A Entidade Reguladora dos Serviços Energéticos (ERSE) alertou para o risco de a subsidiação dos custos de produção de gases renováveis poder afetar a sustentabilidade económica do setor, que já é delicada face aos esforços para a descarbonização.

“Prevê-se a possibilidade de reflexão de custos de política energética, de sustentabilidade ou de interesse económico geral (CIEG) no sistema tarifário do gás natural, também através de portaria. […] A ERSE é contrária à introdução destes mecanismos no setor do gás natural que tem permanecido, ao contrário do setor elétrico, imune à introdução de CIEG”, defendeu o regulador. A posição da ERSE foi transmitida num parecer enviado ao Governo, a propósito da transposição para o sistema jurídico português da diretiva europeia que estabelece regras comuns para o mercado interno do gás natural e que prevê a incorporação de gases renováveis, com data de 03 de julho, tornado público esta semana.

“A ERSE realça a sua preocupação com os aspetos da sustentabilidade económica do setor, já delicada no contexto da descarbonização e globalização. Qualquer introdução de novos custos que prejudiquem a competitividade do gás natural em Portugal, afeta decisivamente segmentos de consumo fortemente expostos a fatores concorrenciais, quer de concorrentes noutros países, quer também de outros vetores energéticos”, acrescentou. No documento enviado ao Governo, o regulador manifesta-se também contra a hipótese de ser um membro do Governo, neste caso o titular da pasta da Energia, a decidir sozinho sobre os apoios à produção de gases renováveis, onde se insere o hidrogénio verde. “A regulamentação de todos estes aspetos, inclusive de forma combinada, através de portaria de um único membro do executivo corresponde a um fenómeno de deslegalização e vem permitir, inovadoramente, a introdução de custos não respeitantes diretamente às atividades reguladas no sistema tarifário”, apontou.

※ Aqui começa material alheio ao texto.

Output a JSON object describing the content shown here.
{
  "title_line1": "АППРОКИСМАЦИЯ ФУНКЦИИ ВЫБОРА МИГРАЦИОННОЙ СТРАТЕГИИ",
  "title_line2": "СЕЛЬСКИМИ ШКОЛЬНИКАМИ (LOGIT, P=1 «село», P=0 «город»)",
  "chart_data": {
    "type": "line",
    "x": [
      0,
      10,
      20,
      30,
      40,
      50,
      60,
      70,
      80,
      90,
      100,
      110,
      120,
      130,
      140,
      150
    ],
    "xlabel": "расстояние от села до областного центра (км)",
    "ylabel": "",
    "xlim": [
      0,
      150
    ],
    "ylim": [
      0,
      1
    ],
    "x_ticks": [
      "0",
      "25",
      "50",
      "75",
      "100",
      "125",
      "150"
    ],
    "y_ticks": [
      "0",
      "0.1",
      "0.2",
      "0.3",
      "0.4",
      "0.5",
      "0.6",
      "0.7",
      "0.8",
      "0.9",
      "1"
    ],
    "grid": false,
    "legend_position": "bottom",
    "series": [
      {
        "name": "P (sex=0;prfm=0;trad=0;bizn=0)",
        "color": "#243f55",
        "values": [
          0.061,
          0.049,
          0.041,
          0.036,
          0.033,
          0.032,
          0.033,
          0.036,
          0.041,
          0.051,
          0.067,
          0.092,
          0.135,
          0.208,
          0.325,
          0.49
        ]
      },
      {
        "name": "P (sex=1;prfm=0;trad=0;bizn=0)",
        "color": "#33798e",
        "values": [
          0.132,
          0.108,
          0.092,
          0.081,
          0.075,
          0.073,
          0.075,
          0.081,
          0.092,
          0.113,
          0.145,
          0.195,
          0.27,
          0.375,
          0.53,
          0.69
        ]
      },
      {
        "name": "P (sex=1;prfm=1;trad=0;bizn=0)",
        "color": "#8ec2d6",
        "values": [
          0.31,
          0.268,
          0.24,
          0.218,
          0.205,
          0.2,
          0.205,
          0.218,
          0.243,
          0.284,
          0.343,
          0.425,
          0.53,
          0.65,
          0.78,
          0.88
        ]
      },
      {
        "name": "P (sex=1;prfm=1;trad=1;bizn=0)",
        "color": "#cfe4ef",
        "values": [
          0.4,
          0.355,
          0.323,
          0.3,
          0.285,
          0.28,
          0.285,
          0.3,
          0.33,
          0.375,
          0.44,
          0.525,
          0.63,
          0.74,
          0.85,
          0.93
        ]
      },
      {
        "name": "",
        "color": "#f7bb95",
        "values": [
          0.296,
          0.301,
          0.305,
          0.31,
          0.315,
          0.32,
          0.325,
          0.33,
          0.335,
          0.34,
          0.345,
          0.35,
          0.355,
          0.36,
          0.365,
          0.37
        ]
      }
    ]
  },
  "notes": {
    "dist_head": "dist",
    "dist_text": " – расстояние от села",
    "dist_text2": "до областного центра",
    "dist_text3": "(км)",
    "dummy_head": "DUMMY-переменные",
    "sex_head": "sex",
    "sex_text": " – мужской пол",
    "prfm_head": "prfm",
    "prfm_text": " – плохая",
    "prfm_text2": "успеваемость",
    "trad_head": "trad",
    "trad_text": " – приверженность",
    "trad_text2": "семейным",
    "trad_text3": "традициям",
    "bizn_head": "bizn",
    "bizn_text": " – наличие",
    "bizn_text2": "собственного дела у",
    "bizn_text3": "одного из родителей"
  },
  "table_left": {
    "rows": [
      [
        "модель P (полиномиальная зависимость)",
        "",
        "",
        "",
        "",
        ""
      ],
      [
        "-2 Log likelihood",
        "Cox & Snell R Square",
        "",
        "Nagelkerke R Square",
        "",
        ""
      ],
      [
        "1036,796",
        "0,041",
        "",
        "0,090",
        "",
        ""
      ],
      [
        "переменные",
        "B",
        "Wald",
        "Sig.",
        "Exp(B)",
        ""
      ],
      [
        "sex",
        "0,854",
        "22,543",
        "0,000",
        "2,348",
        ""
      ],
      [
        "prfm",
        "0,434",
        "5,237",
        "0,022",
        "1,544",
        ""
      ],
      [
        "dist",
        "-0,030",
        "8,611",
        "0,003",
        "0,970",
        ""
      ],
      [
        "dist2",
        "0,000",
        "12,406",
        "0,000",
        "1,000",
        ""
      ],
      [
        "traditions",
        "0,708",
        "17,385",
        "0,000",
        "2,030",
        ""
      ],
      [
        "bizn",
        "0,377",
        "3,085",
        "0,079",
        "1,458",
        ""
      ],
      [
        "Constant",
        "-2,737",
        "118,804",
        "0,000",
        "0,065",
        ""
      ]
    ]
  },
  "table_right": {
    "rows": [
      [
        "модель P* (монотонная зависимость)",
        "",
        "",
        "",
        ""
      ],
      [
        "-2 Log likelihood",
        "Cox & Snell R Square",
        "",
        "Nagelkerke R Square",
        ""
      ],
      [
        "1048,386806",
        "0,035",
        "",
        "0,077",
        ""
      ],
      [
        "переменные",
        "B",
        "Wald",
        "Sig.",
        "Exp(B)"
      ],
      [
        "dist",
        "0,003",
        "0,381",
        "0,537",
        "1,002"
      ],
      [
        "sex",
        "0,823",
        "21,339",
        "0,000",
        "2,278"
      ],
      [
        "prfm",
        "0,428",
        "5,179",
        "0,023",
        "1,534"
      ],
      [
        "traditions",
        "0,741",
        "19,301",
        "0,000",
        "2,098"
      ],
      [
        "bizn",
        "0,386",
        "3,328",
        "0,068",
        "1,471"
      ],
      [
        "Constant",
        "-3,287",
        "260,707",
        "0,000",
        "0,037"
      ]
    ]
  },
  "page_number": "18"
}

O regulador da energia considerou ainda que as transferências do Fundo Ambiental ou outro externo ao setor, no âmbito daqueles apoios, são essenciais para evitar impactos nos custos de fornecimento de gás a clientes finais. No entanto, sublinhou que “não pode ser ignorado o risco da concretização do financiamento pelo Fundo Ambiental”, dependente das restrições anuais fixadas pelo Orçamento do Estado.

PUB • CONTINUE A LER A SEGUIR

No dia 14 de agosto, o Presidente da República, Marcelo Rebelo de Sousa, promulgou o diploma que estabelece o funcionamento do sistema nacional de gás, mas chamou à atenção para as observações do regulador, nomeadamente, quanto aos custos futuros. “O Presidente da República promulgou o diploma do Governo que estabelece a organização e o funcionamento do sistema nacional de gás e o respetivo regime jurídico e procede à transposição da Diretiva 2019/692”, lia-se numa nota publicada no ‘site’ da presidência. No entanto, Marcelo Rebelo de Sousa chamou à atenção para as observações da ERSE, “e nomeadamente quanto aos custos futuros do sistema nacional de gás, incluindo, naturalmente, a introdução de novas componentes de rendibilidade a ser comprovada”, uma matéria que defendeu carecer de ponderação “no momento de se aplicar o atual regime genérico”.

Em 09 de julho, o Conselho de Ministros aprovou o decreto-lei que estabelece o funcionamento do sistema nacional de gás, criando as condições para a produção de gases renováveis, com baixo teor de carbono e para incorporação destes no sistema. O diploma em causa cria as condições para o desenvolvimento e regulação das atividades de produção de gases de origem renovável, com baixo teor de carbono e para a incorporação destes no sistema nacional de gás. Adicionalmente, fica assegurada a neutralidade para os consumidores “da injeção de outros gases no sistema, através do fundo ambiental”, que é reforçado com as receitas tributárias que resultem da cessação das isenções ao imposto sobre produtos petrolíferos e energéticos e ao adicionamento sobre as emissões de carbono da utilização de gás natural.

“Com este decreto-lei, o Governo dá mais um passo na direção de atingir uma economia neutra em carbono em 2050, conforme previsto no roteiro da neutralidade carbónica para 2050, ao mesmo tempo que incentiva um novo setor de atividade, cria novas oportunidades de investimento e desenvolvimento económico sustentável e responsável e cumpre o seu desígnio de assegurar uma transição justa para todos”, lê-se no documento.